Russian fertilizer maker Phosagro eyes expansion with $1.4 bln investment

* Phosagro seeks 25 pct sales growth by 2020 -CEO

* Investment targets ammonia plant, mine expansion

By Ron Bousso

LONDON, Nov 27 (Reuters) - Russian fertilizer producer Phosagro plans to invest around $1.4 billion in a new plant and mine expansion by 2017 to increase sales by 25 percent over the next five years.

The phosphates and compound fertilizer maker aims to produce and sell more than 8 million tonnes of product by 2020 as it expands business in Asia, Latin America and Europe, chief executive officer Andrey Gutyev said.

Phosagro is the world’s third-largest producer of phosphate rock, an essential agricultural nutrient. It also sells compound fertilizer, a blend of processed phosphates, nitrogen, potash and often sulphur, known as NPK or NPKS.

The company aims at completing by 2017 an ammonia plant in Cherepovets, east of Moscow, with a capacity of around 760,000 tonnes per year, which will account for a large part of increased production.

Around $1.07 billion has been earmarked for new capacity construction by 2017, according to a presentation during Phosagro’s investor day in London this week.

An additional $407 million will go towards expanding its phosphates mine in Murmansk in northern Russia, including the completion of a new shaft next year.

Production at Murmansk is nevertheless set to decrease by 2020 to 7.1 million tonnes from 7.5 million tonnes in 2014 due to lower output from its ageing open pit mines, Guryev said.

Phosagro opened a sales office in Singapore in 2013 and plans to expand in other key export markets, he said.

“Next year we will open an office in Brazil, which is a core market for us. The second new office will be in Europe.”
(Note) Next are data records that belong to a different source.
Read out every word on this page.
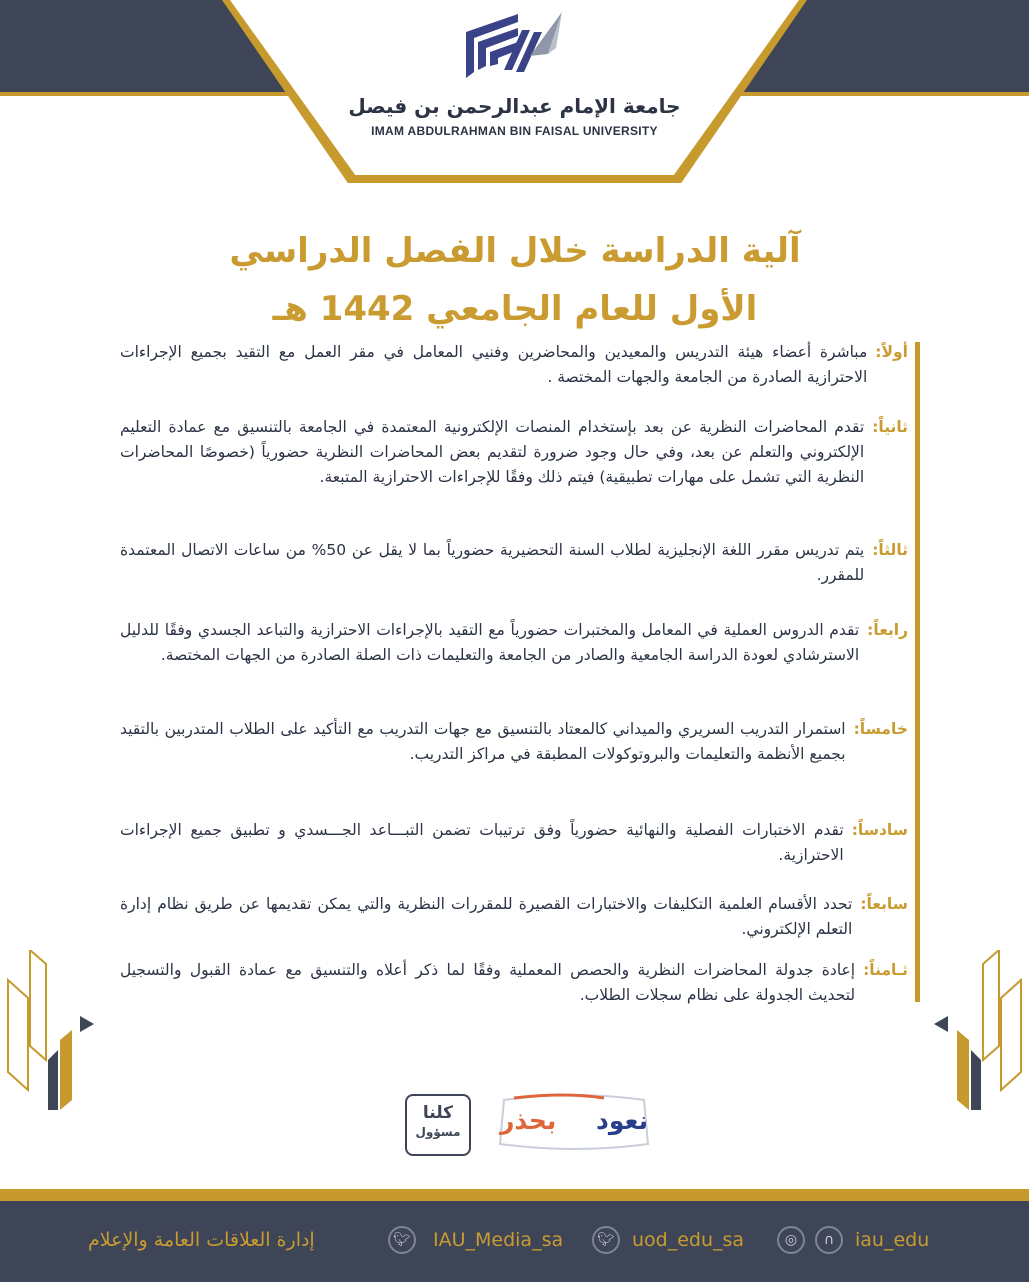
جامعة الإمام عبدالرحمن بن فيصل
IMAM ABDULRAHMAN BIN FAISAL UNIVERSITY
آلية الدراسة خلال الفصل الدراسي
الأول للعام الجامعي 1442 هـ
أولاً:
مباشرة أعضاء هيئة التدريس والمعيدين والمحاضرين وفنيي المعامل في مقر العمل مع التقيد بجميع الإجراءات الاحترازية الصادرة من الجامعة والجهات المختصة .
ثانياً:
تقدم المحاضرات النظرية عن بعد بإستخدام المنصات الإلكترونية المعتمدة في الجامعة بالتنسيق مع عمادة التعليم الإلكتروني والتعلم عن بعد، وفي حال وجود ضرورة لتقديم بعض المحاضرات النظرية حضورياً (خصوصًا المحاضرات النظرية التي تشمل على مهارات تطبيقية) فيتم ذلك وفقًا للإجراءات الاحترازية المتبعة.
ثالثاً:
يتم تدريس مقرر اللغة الإنجليزية لطلاب السنة التحضيرية حضورياً بما لا يقل عن 50% من ساعات الاتصال المعتمدة للمقرر.
رابعاً:
تقدم الدروس العملية في المعامل والمختبرات حضورياً مع التقيد بالإجراءات الاحترازية والتباعد الجسدي وفقًا للدليل الاسترشادي لعودة الدراسة الجامعية والصادر من الجامعة والتعليمات ذات الصلة الصادرة من الجهات المختصة.
خامساً:
استمرار التدريب السريري والميداني كالمعتاد بالتنسيق مع جهات التدريب مع التأكيد على الطلاب المتدربين بالتقيد بجميع الأنظمة والتعليمات والبروتوكولات المطبقة في مراكز التدريب.
سادساً:
تقدم الاختبارات الفصلية والنهائية حضورياً وفق ترتيبات تضمن التبـــاعد الجـــسدي و تطبيق جميع الإجراءات الاحترازية.
سابعاً:
تحدد الأقسام العلمية التكليفات والاختبارات القصيرة للمقررات النظرية والتي يمكن تقديمها عن طريق نظام إدارة التعلم الإلكتروني.
ثـامناً:
إعادة جدولة المحاضرات النظرية والحصص المعملية وفقًا لما ذكر أعلاه والتنسيق مع عمادة القبول والتسجيل لتحديث الجدولة على نظام سجلات الطلاب.
كلنا
مسؤول	نعود
بحذر
إدارة العلاقات العامة والإعلام	🐦︎ IAU_Media_sa	🐦︎ uod_edu_sa	◎	∩	iau_edu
Sales in Brazil are expected to increase next year after the government recently scrapped an import duty on phosphate-based fertilizer, Guryev said.

SHIELD

Phosagro’s heavy reliance on export sales, which make around 70 percent of its current sales, has kept it relatively shielded from the rouble’s sharp depreciation by around 30 percent this year following Western sanction on Moscow over the Ukraine crisis, Guryev told Reuters.

“We are still managing a very comfortable level of our debt by the revenues we receive in U.S. dollars from our sales, so it has a hedging effect,” he said.

Phosagro’s net debt at the end of September reached 52.7 billion roubles ($1.1 billion), up from 43.8 billion roubles in December 2013, according to the company presentation.

Phosagro’s debt-to-equity ratio over the past 12 months was however 103.6 percent, compared with 89.2 percent for Russian peer Akron and 80.9 percent for Uralkali, according to Reuters data.